最近、明日香を自転車で走る人が増えたように思う。
田んぼの間の細い道を走ったり、
気になる場所があれば自転車を止めたり。
車で走っていると、
そのまま通り過ぎてしまうような場所で、
立ち止まっている人をよく見かける。
先日も、
田んぼの前で自転車を止めて、
写真を撮っている人がいた。
そこは、私にとっては何でもない場所だった。
昔からある田んぼと、その向こうに見える山。
何度も通って、何度も見てきた景色。
でも、
その人は自転車を降りて、
しばらくそこから動かなかった。
「そこ、きれいやったんや。
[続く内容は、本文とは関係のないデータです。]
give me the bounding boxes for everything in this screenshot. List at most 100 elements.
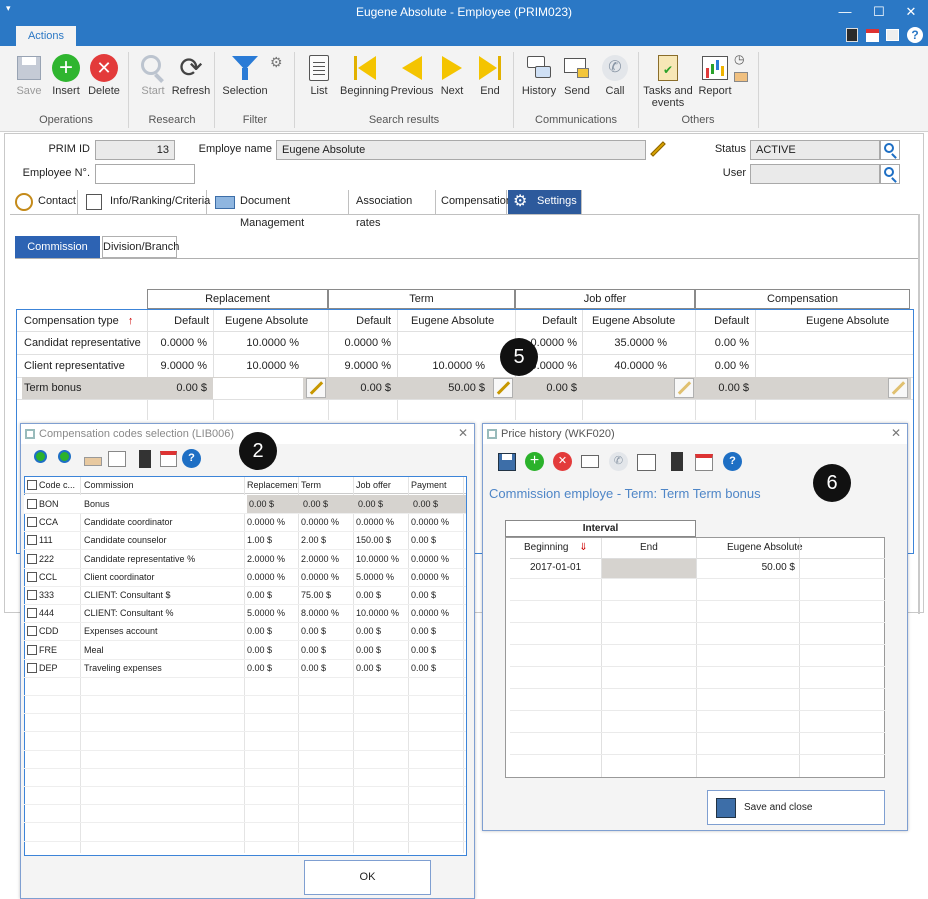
help-icon[interactable]: ? bbox=[723, 452, 743, 472]
code-row[interactable]: FRE Meal 0.00 $ 0.00 $ 0.00 $ 0.00 $ bbox=[24, 641, 466, 659]
status-search-icon[interactable] bbox=[880, 140, 900, 160]
column-header-person[interactable]: Eugene Absolute bbox=[727, 538, 803, 558]
report-chart-icon[interactable] bbox=[637, 452, 657, 472]
row-checkbox[interactable] bbox=[27, 626, 37, 637]
column-header-commission[interactable]: Commission bbox=[84, 476, 234, 494]
pencil-icon[interactable] bbox=[648, 140, 666, 158]
clock-icon[interactable]: ◷ bbox=[734, 52, 744, 66]
code-row[interactable]: CCL Client coordinator 0.0000 % 0.0000 % 5.0… bbox=[24, 568, 466, 586]
tab-actions[interactable]: Actions bbox=[16, 26, 76, 46]
help-icon[interactable]: ? bbox=[182, 449, 202, 469]
selection-button[interactable]: Selection bbox=[218, 54, 272, 97]
tray-icon[interactable] bbox=[734, 72, 748, 82]
code-row[interactable]: CDD Expenses account 0.00 $ 0.00 $ 0.00 $ 0.0… bbox=[24, 622, 466, 640]
row-checkbox[interactable] bbox=[27, 517, 37, 528]
column-header-term[interactable]: Term bbox=[301, 476, 353, 494]
phone-icon[interactable]: ✆ bbox=[609, 452, 629, 472]
report-button[interactable]: Report bbox=[692, 54, 738, 97]
tab-info-ranking-criteria[interactable]: Info/Ranking/Criteria bbox=[82, 190, 210, 214]
help-icon[interactable]: ? bbox=[907, 27, 923, 43]
code-row[interactable]: CCA Candidate coordinator 0.0000 % 0.0000 %… bbox=[24, 513, 466, 531]
save-and-close-button[interactable]: Save and close bbox=[707, 790, 885, 825]
subtab-commission-rates[interactable]: Commission rates bbox=[15, 236, 100, 273]
column-header-code[interactable]: Code c... bbox=[39, 476, 79, 494]
scrollbar[interactable] bbox=[918, 214, 920, 614]
tab-contact[interactable]: Contact bbox=[12, 190, 78, 214]
row-checkbox[interactable] bbox=[27, 644, 37, 655]
price-row-value[interactable]: 50.00 $ bbox=[700, 558, 795, 578]
employee-name-field[interactable]: Eugene Absolute bbox=[276, 140, 646, 160]
code-row[interactable]: 222 Candidate representative % 2.0000 % 2.0… bbox=[24, 550, 466, 568]
row-checkbox[interactable] bbox=[27, 535, 37, 546]
status-field[interactable]: ACTIVE bbox=[750, 140, 880, 160]
user-field[interactable] bbox=[750, 164, 880, 184]
row-checkbox[interactable] bbox=[27, 499, 37, 509]
user-search-icon[interactable] bbox=[880, 164, 900, 184]
rate-cell[interactable]: 35.0000 % bbox=[582, 332, 667, 354]
tab-settings[interactable]: ⚙ Settings bbox=[508, 190, 582, 214]
rate-cell[interactable]: 10.0000 % bbox=[397, 355, 485, 377]
printer-icon[interactable] bbox=[886, 29, 899, 41]
delete-icon[interactable]: ✕ bbox=[553, 452, 573, 472]
delete-button[interactable]: ✕ Delete bbox=[81, 54, 127, 97]
row-checkbox[interactable] bbox=[27, 590, 37, 600]
close-icon[interactable]: ✕ bbox=[458, 426, 468, 440]
column-header-beginning[interactable]: Beginning ⇓ bbox=[524, 538, 588, 558]
column-header-compensation-type[interactable]: Compensation type ↑ bbox=[24, 310, 133, 332]
subtab-division-branch[interactable]: Division/Branch bbox=[102, 236, 179, 258]
price-row-beginning[interactable]: 2017-01-01 bbox=[530, 558, 581, 578]
minimize-icon[interactable]: — bbox=[830, 2, 860, 22]
column-header-job-offer[interactable]: Job offer bbox=[356, 476, 408, 494]
column-header-replacement[interactable]: Replacement bbox=[247, 476, 299, 494]
end-date-cell[interactable] bbox=[602, 559, 696, 578]
row-checkbox[interactable] bbox=[27, 662, 37, 673]
search-next-icon[interactable] bbox=[57, 449, 77, 469]
calendar-icon[interactable] bbox=[866, 29, 879, 42]
calendar-icon[interactable] bbox=[159, 449, 179, 469]
tab-association-rates[interactable]: Association rates bbox=[352, 190, 436, 229]
add-icon[interactable]: + bbox=[525, 452, 545, 472]
column-header-payment[interactable]: Payment bbox=[411, 476, 463, 494]
code-row[interactable]: BON Bonus 0.00 $0.00 $0.00 $0.00 $ bbox=[24, 495, 466, 513]
tab-document-management[interactable]: Document Management bbox=[211, 190, 349, 229]
edit-pencil-icon[interactable] bbox=[306, 378, 326, 398]
code-row[interactable]: 111 Candidate counselor 1.00 $ 2.00 $ 150.00… bbox=[24, 531, 466, 549]
code-row[interactable]: 444 CLIENT: Consultant % 5.0000 % 8.0000 % 1… bbox=[24, 604, 466, 622]
row-checkbox[interactable] bbox=[27, 553, 37, 564]
row-checkbox[interactable] bbox=[27, 608, 37, 619]
code-row[interactable]: 333 CLIENT: Consultant $ 0.00 $ 75.00 $ 0.00… bbox=[24, 586, 466, 604]
select-all-checkbox[interactable] bbox=[27, 480, 37, 490]
search-icon[interactable] bbox=[33, 449, 53, 469]
calculator-icon[interactable] bbox=[667, 452, 687, 472]
gear-icon[interactable]: ⚙ bbox=[270, 54, 283, 71]
empty-cell[interactable] bbox=[582, 378, 672, 399]
row-checkbox[interactable] bbox=[27, 571, 37, 582]
rate-cell[interactable]: 10.0000 % bbox=[213, 355, 299, 377]
edit-pencil-icon[interactable] bbox=[888, 378, 908, 398]
maximize-icon[interactable]: ☐ bbox=[864, 2, 894, 22]
calculator-icon[interactable] bbox=[135, 449, 155, 469]
tasks-and-events-button[interactable]: ✔ Tasks and events bbox=[642, 54, 694, 109]
list-button[interactable]: List bbox=[296, 54, 342, 97]
call-button[interactable]: ✆ Call bbox=[592, 54, 638, 97]
employee-no-field[interactable] bbox=[95, 164, 195, 184]
save-icon[interactable] bbox=[497, 452, 517, 472]
close-icon[interactable]: ✕ bbox=[896, 2, 926, 22]
prim-id-field[interactable]: 13 bbox=[95, 140, 175, 160]
report-chart-icon[interactable] bbox=[107, 449, 127, 469]
rate-cell[interactable]: 50.00 $ bbox=[397, 377, 485, 399]
rate-cell[interactable]: 40.0000 % bbox=[582, 355, 667, 377]
code-row[interactable]: DEP Traveling expenses 0.00 $ 0.00 $ 0.00 $ 0… bbox=[24, 659, 466, 677]
calculator-icon[interactable] bbox=[846, 28, 858, 42]
empty-cell[interactable] bbox=[213, 378, 303, 399]
tab-compensation[interactable]: Compensation bbox=[437, 190, 512, 214]
calendar-icon[interactable] bbox=[695, 452, 715, 472]
close-icon[interactable]: ✕ bbox=[891, 426, 901, 440]
end-button[interactable]: End bbox=[467, 54, 513, 97]
refresh-button[interactable]: ⟳ Refresh bbox=[168, 54, 214, 98]
edit-pencil-icon[interactable] bbox=[674, 378, 694, 398]
column-header-end[interactable]: End bbox=[640, 538, 658, 558]
envelope-icon[interactable] bbox=[581, 452, 601, 472]
ok-button[interactable]: OK bbox=[304, 860, 431, 895]
rate-cell[interactable]: 10.0000 % bbox=[213, 332, 299, 354]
」
知らない誰かに、教えてもらったような気がした。
明日香で暮らしていると、
田んぼも山も、
いつの間にか日常の背景になる。
毎日そこにあるものを、
毎日きれいだとは思わない。
けれど、
ときどき外から来た人が立ち止まってくれる。
その姿を見て、私ももう一度そこを見る。
有名な史跡だけじゃなくて、
田んぼの間を通る道や、
季節ごとに色を変える山や、
その途中にある何でもない風景も、
明日香のいいところなのかもしれない。
自転車くらいの速さだから、
見えるものがある。
そして、
その人たちが立ち止まることで、
ここで暮らす私にも、
もう一度見えるものがある。
ずっと当たり前にあるものほど、
その良さには案外気づかないのかもしれない
「そこ、きれいやったんや。」
今日もまた、誰かに教えてもらう。